- Location: Dar Sad District, Aden, Yemen
- Date: March 23, 2022
- Target: Brigadier General Thabet Gawas
- Victims: 4
- Perpetrator: Houthis

= Assassination of Thabet Gawas =

2022 murder in Aden, Yemen

On March 23, 2022, Houthis assassinated Yemeni army commander Thabet Gawas and three others in a car bombing in Aden, Yemen.

== Prelude ==
Since 2014, the Yemeni government led by Abdrabbuh Mansur Hadi has been fighting a civil war against the predominantly Shia Houthis, who control the capital of Sanaa. The Yemeni government has since been headquartered in the southern city of Aden, although most of the city is controlled by the Southern Transitional Council. Thabet Gawas was a Yemeni commander of the 15th Infantry Brigade based in Houthi-controlled Saada, and was known for his extremely staunch position against the Houthis, being referred to as "Terrorizer of the Houthis." Gawas also participated in the battle that killed Hussein al-Houthi, the founder of the Houthi movement. As a result, he was considered a priority target for Houthis. In 2020, Gawas took part in the Abyan campaign in late 2020 against the Houthis. Later, Gawas commanded the 131st Infantry Brigade and the Al-Anad axis militia.
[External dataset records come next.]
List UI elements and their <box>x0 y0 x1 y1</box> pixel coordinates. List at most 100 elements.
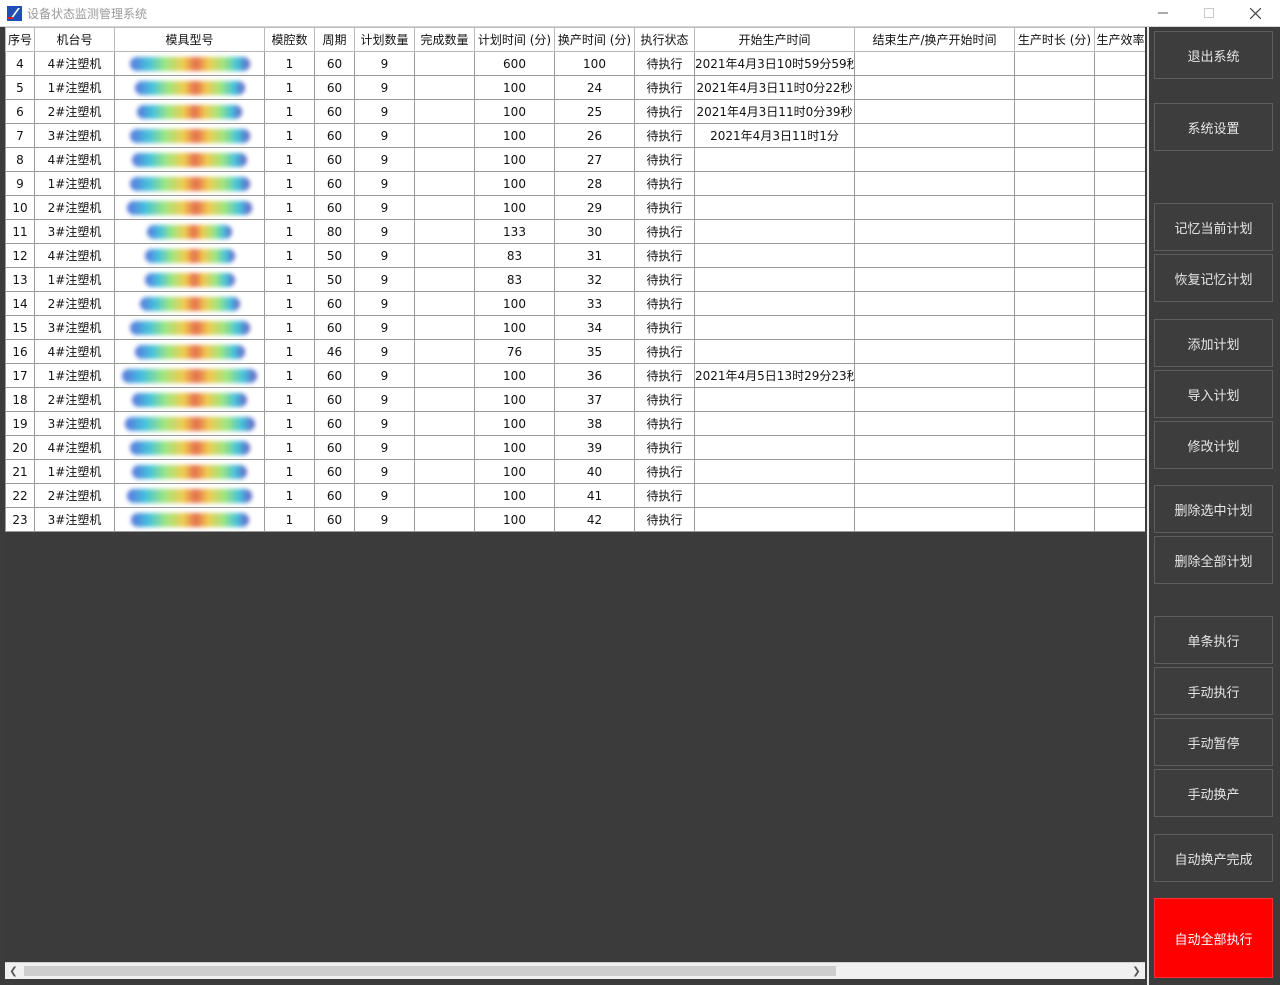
table-cell[interactable] <box>1094 387 1145 412</box>
table-cell[interactable]: 待执行 <box>634 291 695 316</box>
table-cell[interactable] <box>854 219 1015 244</box>
table-cell[interactable] <box>1014 267 1095 292</box>
table-cell[interactable] <box>1014 51 1095 76</box>
table-cell[interactable]: 60 <box>314 315 355 340</box>
column-header[interactable]: 模具型号 <box>114 27 265 52</box>
table-cell[interactable]: 1 <box>264 267 315 292</box>
table-cell[interactable]: 21 <box>5 459 35 484</box>
table-cell[interactable] <box>114 243 265 268</box>
table-cell[interactable] <box>854 99 1015 124</box>
table-cell[interactable]: 11 <box>5 219 35 244</box>
table-cell[interactable] <box>854 75 1015 100</box>
table-cell[interactable]: 1 <box>264 459 315 484</box>
table-cell[interactable]: 38 <box>554 411 635 436</box>
table-row[interactable]: 20 4#注塑机 1 60 9 100 39 待执行 <box>5 435 1145 460</box>
column-header[interactable]: 模腔数 <box>264 27 315 52</box>
table-cell[interactable] <box>694 483 855 508</box>
table-cell[interactable]: 100 <box>474 483 555 508</box>
table-cell[interactable]: 4#注塑机 <box>34 51 115 76</box>
table-cell[interactable]: 2021年4月3日11时1分 <box>694 123 855 148</box>
table-cell[interactable] <box>854 147 1015 172</box>
table-cell[interactable]: 18 <box>5 387 35 412</box>
table-cell[interactable] <box>1094 99 1145 124</box>
table-cell[interactable]: 9 <box>354 147 415 172</box>
auto-changeover-complete-button[interactable]: 自动换产完成 <box>1154 834 1273 882</box>
table-cell[interactable]: 42 <box>554 507 635 532</box>
table-cell[interactable] <box>854 267 1015 292</box>
table-cell[interactable] <box>114 507 265 532</box>
table-cell[interactable] <box>1014 483 1095 508</box>
table-cell[interactable] <box>414 219 475 244</box>
table-cell[interactable]: 9 <box>354 243 415 268</box>
table-cell[interactable] <box>114 483 265 508</box>
table-cell[interactable]: 1 <box>264 363 315 388</box>
table-cell[interactable]: 600 <box>474 51 555 76</box>
table-cell[interactable] <box>1014 219 1095 244</box>
table-cell[interactable]: 1 <box>264 291 315 316</box>
table-cell[interactable] <box>114 291 265 316</box>
table-cell[interactable]: 待执行 <box>634 195 695 220</box>
save-current-plan-button[interactable]: 记忆当前计划 <box>1154 203 1273 251</box>
table-cell[interactable]: 2#注塑机 <box>34 387 115 412</box>
table-cell[interactable]: 3#注塑机 <box>34 507 115 532</box>
table-row[interactable]: 22 2#注塑机 1 60 9 100 41 待执行 <box>5 483 1145 508</box>
table-cell[interactable] <box>414 507 475 532</box>
table-row[interactable]: 4 4#注塑机 1 60 9 600 100 待执行 2021年4月3日10时59分59秒 <box>5 51 1145 76</box>
table-cell[interactable]: 27 <box>554 147 635 172</box>
table-cell[interactable]: 1 <box>264 483 315 508</box>
table-cell[interactable] <box>414 315 475 340</box>
table-cell[interactable]: 待执行 <box>634 507 695 532</box>
column-header[interactable]: 周期 <box>314 27 355 52</box>
table-cell[interactable] <box>414 339 475 364</box>
table-cell[interactable] <box>114 147 265 172</box>
column-header[interactable]: 完成数量 <box>414 27 475 52</box>
table-cell[interactable]: 9 <box>354 219 415 244</box>
table-cell[interactable]: 9 <box>354 195 415 220</box>
table-cell[interactable] <box>114 51 265 76</box>
table-cell[interactable]: 待执行 <box>634 315 695 340</box>
table-cell[interactable]: 100 <box>474 123 555 148</box>
horizontal-scrollbar[interactable]: ❮ ❯ <box>5 962 1145 979</box>
table-cell[interactable]: 19 <box>5 411 35 436</box>
table-cell[interactable] <box>414 435 475 460</box>
table-cell[interactable]: 60 <box>314 411 355 436</box>
table-cell[interactable] <box>114 123 265 148</box>
table-cell[interactable] <box>694 219 855 244</box>
table-cell[interactable]: 2#注塑机 <box>34 291 115 316</box>
table-cell[interactable] <box>1014 291 1095 316</box>
table-cell[interactable] <box>854 507 1015 532</box>
table-cell[interactable] <box>414 363 475 388</box>
table-cell[interactable]: 34 <box>554 315 635 340</box>
table-cell[interactable] <box>854 195 1015 220</box>
table-cell[interactable] <box>414 99 475 124</box>
table-cell[interactable]: 1 <box>264 435 315 460</box>
table-cell[interactable] <box>1094 291 1145 316</box>
table-cell[interactable]: 100 <box>474 171 555 196</box>
table-cell[interactable]: 待执行 <box>634 411 695 436</box>
table-cell[interactable]: 3#注塑机 <box>34 123 115 148</box>
table-cell[interactable]: 1 <box>264 171 315 196</box>
table-cell[interactable]: 2021年4月3日11时0分39秒 <box>694 99 855 124</box>
table-cell[interactable]: 9 <box>354 387 415 412</box>
table-cell[interactable] <box>1014 171 1095 196</box>
table-cell[interactable]: 4#注塑机 <box>34 435 115 460</box>
table-cell[interactable]: 待执行 <box>634 123 695 148</box>
table-cell[interactable]: 8 <box>5 147 35 172</box>
table-cell[interactable]: 9 <box>354 75 415 100</box>
table-cell[interactable] <box>414 243 475 268</box>
table-cell[interactable] <box>414 459 475 484</box>
table-cell[interactable]: 9 <box>354 315 415 340</box>
table-cell[interactable] <box>694 315 855 340</box>
table-cell[interactable]: 9 <box>5 171 35 196</box>
table-cell[interactable]: 1 <box>264 339 315 364</box>
table-row[interactable]: 23 3#注塑机 1 60 9 100 42 待执行 <box>5 507 1145 532</box>
table-cell[interactable]: 28 <box>554 171 635 196</box>
table-row[interactable]: 7 3#注塑机 1 60 9 100 26 待执行 2021年4月3日11时1分 <box>5 123 1145 148</box>
table-cell[interactable]: 1 <box>264 315 315 340</box>
table-cell[interactable] <box>694 291 855 316</box>
table-cell[interactable]: 9 <box>354 483 415 508</box>
table-cell[interactable] <box>414 51 475 76</box>
table-cell[interactable]: 100 <box>474 387 555 412</box>
table-cell[interactable]: 4#注塑机 <box>34 339 115 364</box>
table-cell[interactable]: 46 <box>314 339 355 364</box>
Prior to the assassination of Gawas, several other Yemeni commanders were assassinated in Yemen. Gawas had also survived several assassination attempts in previous years.

== Attack ==
At the time of the attack, Gawas was traveling with three others, including his son and nephew, near a security checkpoint in Green City, a suburb of Dar Sad District, north of Aden. Yemeni media reported that Gawas was returning from a funeral of one of his friends. The bombing was carried out by an explosive-laden Hyundai Tucson, which was parked at the security checkpoint and detonated as Gawas's convoy passed by. The bombing was first announced in a Telegram post by President Hadi, mourning Gawas. No one initially claimed responsibility for the attack.

== Aftermath ==
Abdul Wahab al-Ansi, the secretary-general of the Yemeni Islah Party, sent his condolences to Gawas' son, Ahmed Thabet Gawas. Several other Yemeni generals expressed their condolences. The Yemeni Minister of Information, Muammar al-Eryani, stated that while the attacks "bore the hallmark of Al-Qaeda and ISIS", the attack could have also been perpetrated by the Houthis. Houthi commander Abdul Qadir al-Murtada celebrated the killing of Gawas. Later, Houthis admitted that pro-Houthi cells in southern Yemen carried out the attack.

Gawas was buried in Radfan, Lahij Governorate, on March 25, 2022.